И вот я уже не здесь, у вершины заснеженного гольца Зеленого, а где-то там, в жилье, среди людей, среди красивых, нарядных женщин. Со мной нет карт и дневников, и мысль моя не бьется о контакты горных пород и рудных тел, моя голова занята стихами. Собственными стихами.

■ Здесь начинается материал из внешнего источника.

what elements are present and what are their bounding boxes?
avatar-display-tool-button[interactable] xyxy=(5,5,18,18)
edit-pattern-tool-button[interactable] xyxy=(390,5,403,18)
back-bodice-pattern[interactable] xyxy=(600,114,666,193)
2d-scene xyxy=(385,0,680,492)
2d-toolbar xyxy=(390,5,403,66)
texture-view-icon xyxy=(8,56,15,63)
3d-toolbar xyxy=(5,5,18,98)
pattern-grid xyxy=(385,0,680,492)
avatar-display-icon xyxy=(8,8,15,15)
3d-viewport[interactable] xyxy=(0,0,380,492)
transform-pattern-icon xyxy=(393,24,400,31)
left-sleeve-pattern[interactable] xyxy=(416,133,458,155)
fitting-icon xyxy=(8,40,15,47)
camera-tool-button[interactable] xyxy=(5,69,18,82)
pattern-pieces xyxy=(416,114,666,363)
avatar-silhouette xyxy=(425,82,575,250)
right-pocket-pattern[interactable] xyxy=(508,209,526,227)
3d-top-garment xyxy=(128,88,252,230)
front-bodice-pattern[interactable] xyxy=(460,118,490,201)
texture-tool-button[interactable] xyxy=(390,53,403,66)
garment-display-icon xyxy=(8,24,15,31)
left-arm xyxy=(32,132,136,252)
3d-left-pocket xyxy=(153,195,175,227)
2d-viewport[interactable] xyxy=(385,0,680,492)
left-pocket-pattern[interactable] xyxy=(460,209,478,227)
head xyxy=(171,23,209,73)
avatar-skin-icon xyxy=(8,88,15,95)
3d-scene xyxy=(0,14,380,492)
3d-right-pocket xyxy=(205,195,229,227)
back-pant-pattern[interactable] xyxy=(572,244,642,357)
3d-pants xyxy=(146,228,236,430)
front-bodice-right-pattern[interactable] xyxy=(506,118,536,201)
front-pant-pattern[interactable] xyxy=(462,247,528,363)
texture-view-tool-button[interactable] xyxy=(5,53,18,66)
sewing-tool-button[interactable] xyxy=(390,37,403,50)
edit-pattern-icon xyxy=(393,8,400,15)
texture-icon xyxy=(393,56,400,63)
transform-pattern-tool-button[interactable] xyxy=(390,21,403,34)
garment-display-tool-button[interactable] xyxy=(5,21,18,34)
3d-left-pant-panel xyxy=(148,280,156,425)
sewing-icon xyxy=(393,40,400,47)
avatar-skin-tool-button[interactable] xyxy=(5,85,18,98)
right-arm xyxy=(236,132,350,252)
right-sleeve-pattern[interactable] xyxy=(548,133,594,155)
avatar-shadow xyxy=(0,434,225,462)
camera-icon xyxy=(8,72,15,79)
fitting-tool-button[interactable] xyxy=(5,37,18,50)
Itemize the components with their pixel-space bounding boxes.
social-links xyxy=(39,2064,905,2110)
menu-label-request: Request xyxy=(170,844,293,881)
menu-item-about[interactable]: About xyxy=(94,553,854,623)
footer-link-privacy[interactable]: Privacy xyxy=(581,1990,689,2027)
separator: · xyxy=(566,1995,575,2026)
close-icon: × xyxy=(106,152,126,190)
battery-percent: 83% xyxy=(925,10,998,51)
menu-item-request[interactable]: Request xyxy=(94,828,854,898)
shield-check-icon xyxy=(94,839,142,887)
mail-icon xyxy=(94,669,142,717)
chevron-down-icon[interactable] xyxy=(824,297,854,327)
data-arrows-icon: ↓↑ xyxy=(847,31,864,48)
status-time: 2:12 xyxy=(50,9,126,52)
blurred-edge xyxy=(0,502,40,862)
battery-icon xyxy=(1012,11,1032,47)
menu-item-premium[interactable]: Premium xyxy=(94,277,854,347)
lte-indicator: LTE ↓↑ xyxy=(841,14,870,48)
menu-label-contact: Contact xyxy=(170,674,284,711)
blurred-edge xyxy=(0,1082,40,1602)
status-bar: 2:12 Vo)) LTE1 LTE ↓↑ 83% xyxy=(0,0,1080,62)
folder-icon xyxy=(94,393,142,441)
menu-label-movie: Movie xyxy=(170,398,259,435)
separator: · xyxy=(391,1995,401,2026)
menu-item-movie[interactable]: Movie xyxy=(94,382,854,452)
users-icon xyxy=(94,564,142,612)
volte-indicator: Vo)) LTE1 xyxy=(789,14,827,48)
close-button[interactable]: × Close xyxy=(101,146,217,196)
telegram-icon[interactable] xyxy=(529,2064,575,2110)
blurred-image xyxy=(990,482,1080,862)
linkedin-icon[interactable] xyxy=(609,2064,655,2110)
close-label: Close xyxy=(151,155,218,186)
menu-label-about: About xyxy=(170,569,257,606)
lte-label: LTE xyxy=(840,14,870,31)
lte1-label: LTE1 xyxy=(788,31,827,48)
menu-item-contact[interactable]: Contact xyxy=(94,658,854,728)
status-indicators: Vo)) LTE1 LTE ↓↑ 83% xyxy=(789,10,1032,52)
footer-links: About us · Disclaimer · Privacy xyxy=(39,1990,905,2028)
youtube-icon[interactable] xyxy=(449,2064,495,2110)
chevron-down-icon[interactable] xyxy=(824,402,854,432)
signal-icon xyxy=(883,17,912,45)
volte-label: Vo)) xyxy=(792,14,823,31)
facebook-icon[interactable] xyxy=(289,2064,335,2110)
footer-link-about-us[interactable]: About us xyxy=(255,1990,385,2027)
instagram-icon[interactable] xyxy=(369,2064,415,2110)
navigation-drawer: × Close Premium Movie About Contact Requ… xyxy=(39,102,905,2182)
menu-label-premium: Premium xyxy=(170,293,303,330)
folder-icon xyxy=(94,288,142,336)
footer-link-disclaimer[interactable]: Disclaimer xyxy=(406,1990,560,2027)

Струны бренчат, вальсы звучат,
В нашей палатке звучат.
Кто из девчат, кто на ребят
Бросит смеющийся взгляд?
В вихре кружит белая мгла,
Белые вальсы кружит.
Тихо лежит наша братва,
В снежные вихри глядит.
Только дрожит пламя свечи,
В вальсе упругом дрожит.
В сердце пуржит…
Что там, молчи…
Снег по палатке стучит.
Ах, Белла, Белла, что ты со мной делаешь! Как я рад встрече с твоим голосом! Я мысленно вижу тебя такою, какая ты на обложке своей пластинки, заполненной дивными стихами. Пластинки нет со мной, но дома, после поля, я вновь и вновь буду слушать ее, и буду читать твой потрепанный сборничек, который приобрел случайно в Новокузнецке. И буду влюбляться безоглядно, ибо без чувств и любви человек мертв. А пока я растворяюсь в твоих и своих стихах. Я улетаю в холодное, колючее небо. Лечу навстречу снежинкам.
Палатку терзают ветра,
А душу терзает молчанье.
Устало лежу до утра,
Не в силах свершить расставанье
Со словом, ожившим во мне,
В значенья и смыслы одетым.
Неясно рисуюсь во тьме,
Оно наполняется светом.
Светится! Я вижу! Замри!
Ненужные падают смыслы.
Но поздно, со светом зари
Тускнеют словесные искры.
Палатку терзают ветра,
А душу терзает молчанье.
Я нем, обессилен…
Пора
Свершить со стихом расставанье.
А пурга над нашим гольцом разыгралась не на шутку. За палаткой темень непроглядная, беснуется ветер, если выглянешь - больно хлещет лицо колючими плетями снега, проникает внутрь, то и дело задувая свечу. Он рвет полы палатки, и их приходится укреплять принесенными из маршрутов образцами камней. И печь уже не гудит, а тухнет, задувается. Скрипит печная труба, вот-вот свалится. И дрова кончаются, и утром надо бежать в лес, готовить новую порцию. А рукавиц-то нет, не ждали мы раннюю зиму.
Но это все – потом, со светом утра. А пока – только стихи.